Más aún… Hablamos de lo que seremos, lo que seremos mañana, ahí, en la vuelta de la esquina y del terror que eso causa, pero así son las cosas… Por eso es que uno tiene la mala tendencia de buscar respuestas, quizá, en los sitios más extraños: en la adivinación, en la bruja que fuma el tabaco, en la tipa que echa las cartas, en el tipo que revisa tu mano, en las estrellas. Pero por más que busques respuestas en donde y con quien sea, lo único seguro es que la vida cambia, y por más temores que arrastres, va a cambiar, quieras o no y te va a enseñar todos los días que eres parte de ese cambio. “La vida cambia, tu cambias, las cosas van a cambiar”.

Todo esto ocurrió preparando unas cositas para la piñata de Santiago, que es en 15 días. Y después de casi dos años… ¿Cómo ha cambiado todo no? Y lo que falta…


El Asuntuoso dilema de ser Padrinos

Santiago llegó después de nueve meses, como era de esperarse cuando de un embarazo se trata. Ante tanta espera, estuvimos acompañando a Ana y a Pascual en el asunto, ya no como espectadores, sino como veedores certificados con sello de calidad Norven. Pero, de ahí a esperar ser padrino por ello, pues ni tanto.

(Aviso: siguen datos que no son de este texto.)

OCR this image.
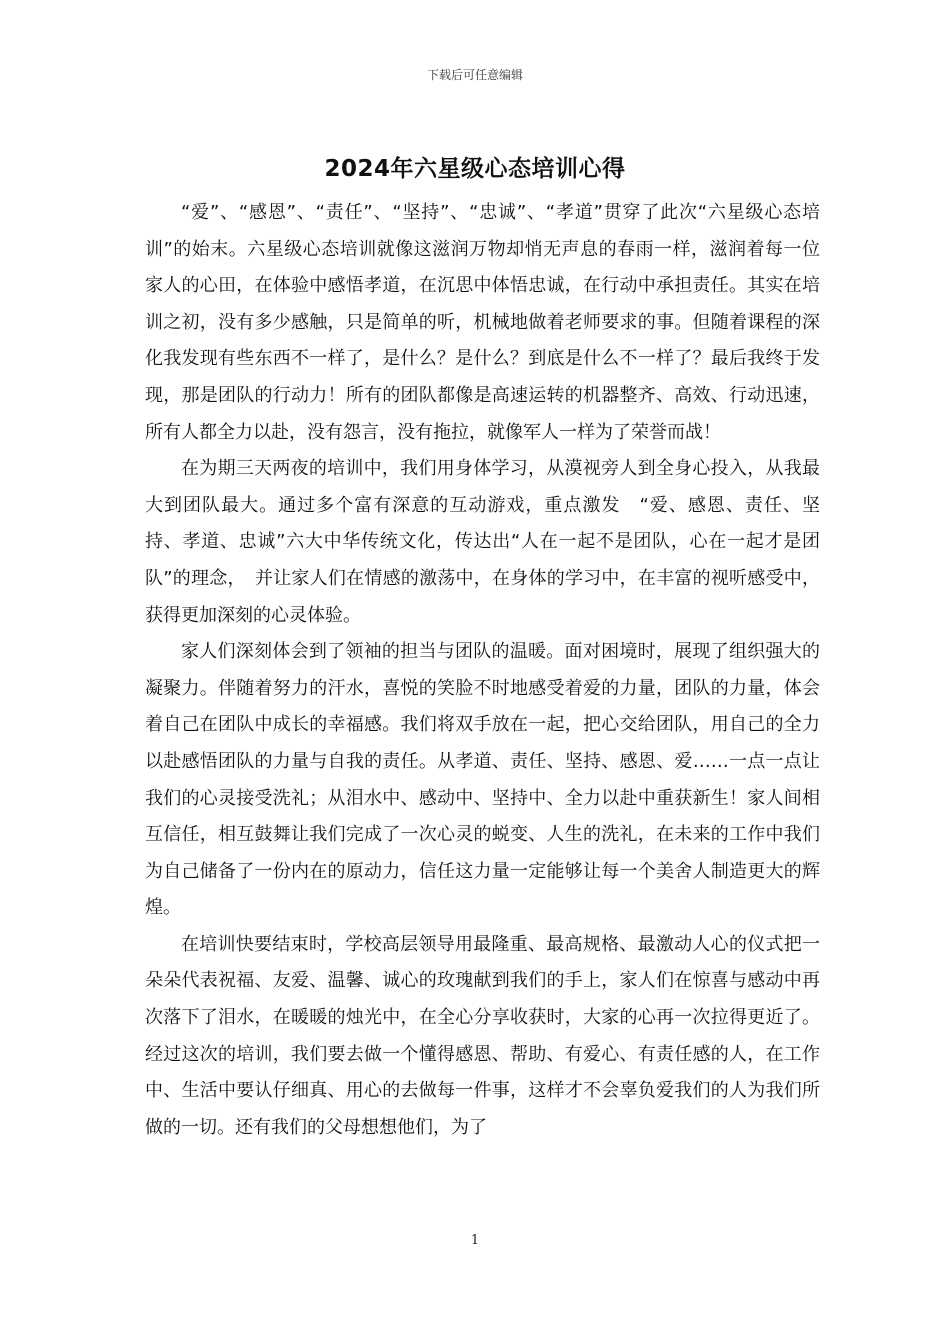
下载后可任意编辑
2024年六星级心态培训心得

“爱”、“感恩”、“责任”、“坚持”、“忠诚”、“孝道”贯穿了此次“六星级心态培训”的始末。六星级心态培训就像这滋润万物却悄无声息的春雨一样，滋润着每一位家人的心田，在体验中感悟孝道，在沉思中体悟忠诚，在行动中承担责任。其实在培训之初，没有多少感触，只是简单的听，机械地做着老师要求的事。但随着课程的深化我发现有些东西不一样了，是什么？是什么？到底是什么不一样了？最后我终于发现，那是团队的行动力！所有的团队都像是高速运转的机器整齐、高效、行动迅速，所有人都全力以赴，没有怨言，没有拖拉，就像军人一样为了荣誉而战！

在为期三天两夜的培训中，我们用身体学习，从漠视旁人到全身心投入，从我最大到团队最大。通过多个富有深意的互动游戏，重点激发　“爱、感恩、责任、坚持、孝道、忠诚”六大中华传统文化，传达出“人在一起不是团队，心在一起才是团队”的理念，　并让家人们在情感的激荡中，在身体的学习中，在丰富的视听感受中，获得更加深刻的心灵体验。

家人们深刻体会到了领袖的担当与团队的温暖。面对困境时，展现了组织强大的凝聚力。伴随着努力的汗水，喜悦的笑脸不时地感受着爱的力量，团队的力量，体会着自己在团队中成长的幸福感。我们将双手放在一起，把心交给团队，用自己的全力以赴感悟团队的力量与自我的责任。从孝道、责任、坚持、感恩、爱……一点一点让我们的心灵接受洗礼；从泪水中、感动中、坚持中、全力以赴中重获新生！家人间相互信任，相互鼓舞让我们完成了一次心灵的蜕变、人生的洗礼，在未来的工作中我们为自己储备了一份内在的原动力，信任这力量一定能够让每一个美舍人制造更大的辉煌。

在培训快要结束时，学校高层领导用最隆重、最高规格、最激动人心的仪式把一朵朵代表祝福、友爱、温馨、诚心的玫瑰献到我们的手上，家人们在惊喜与感动中再次落下了泪水，在暖暖的烛光中，在全心分享收获时，大家的心再一次拉得更近了。经过这次的培训，我们要去做一个懂得感恩、帮助、有爱心、有责任感的人，在工作中、生活中要认仔细真、用心的去做每一件事，这样才不会辜负爱我们的人为我们所做的一切。还有我们的父母想想他们，为了

1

Finalmente, me cayó de sorpresa la idea de serlo y debo reconocer que me agradó bastante, precisamente porque si ya había un vínculo poderoso entre lo pasado, era muy interesante afianzarlo hacia el futuro. De esas cosas no se hablan, pero se sabe… Lo sabe uno que mi relación con mis padrinos ha sido sumamente efímera, con sus temporalidades pasajeras excepcionales. Ya la experiencia me había dado la oportunidad de ser el padrino de Eliani, pero debo aceptar que en cualquiera de los casos, no sé como manejarlo… pero lo hago… no mejor que mis padrinos, pero lo sigo intentando.

Pero crecen demasiado rápido.

El chiquitico de hace dos meses es un hombrecito que se estira más rápido de largo a más largote de lo que ya era. Su carita se madura, sus manitos también. me cuesta cargarlo, pero cuando lo hago me cuesta soltarlo. Me cuesta entender que es una delicada criatura, porque sigue siendo un bebe, pero por dentro tiene algo, debe ser el carácter, o la fortaleza, o el alma, o la energía, ¡qué se yo!, lo único que sé es que pronto le va a quitar el carro a la mamá si se descuida.

Eliani es el ejemplo que reafirma aquella promesa que hice y que significa eso de lanzar las flechas más alto, porque más lejos caen. Sin embargo, ella es un ejemplo que indica que la vida no es más que eso que te ponen en el camino, y no dudo, que cada cosa que la vida le ponga, tengo, debo y quiero apoyarla.

Cómo se quiere a alguien que no tiene nada que ver con uno, pero que uno ve crecer, que te pide la bendición cariñosa y te abraza inocente. Como se quiere a un niño que llora y zurra y a la bisconvexa, pero que pronto le gustarán los carritos, los legos y el Playstation, que le gustará el Barcelona como el pae y el padrino y odiará el béisbol como se odia esos orígenes tercermundistas y malcerveceros como yo… Cómo se quiere a una niña que con todo el corazón le brillan los ojos de travesura. Como se quiere a un niño que sabes que por genética será un peligro a los 15 cuando le robe el carro a la madre para ir a buscar niñas al Cristo Rey y que tendré que salir a defender, porque ese es el compromiso…

Y me respondo, como siempre me respondo con estas cosas: “Con paciencia, Marco González, con paciencia”.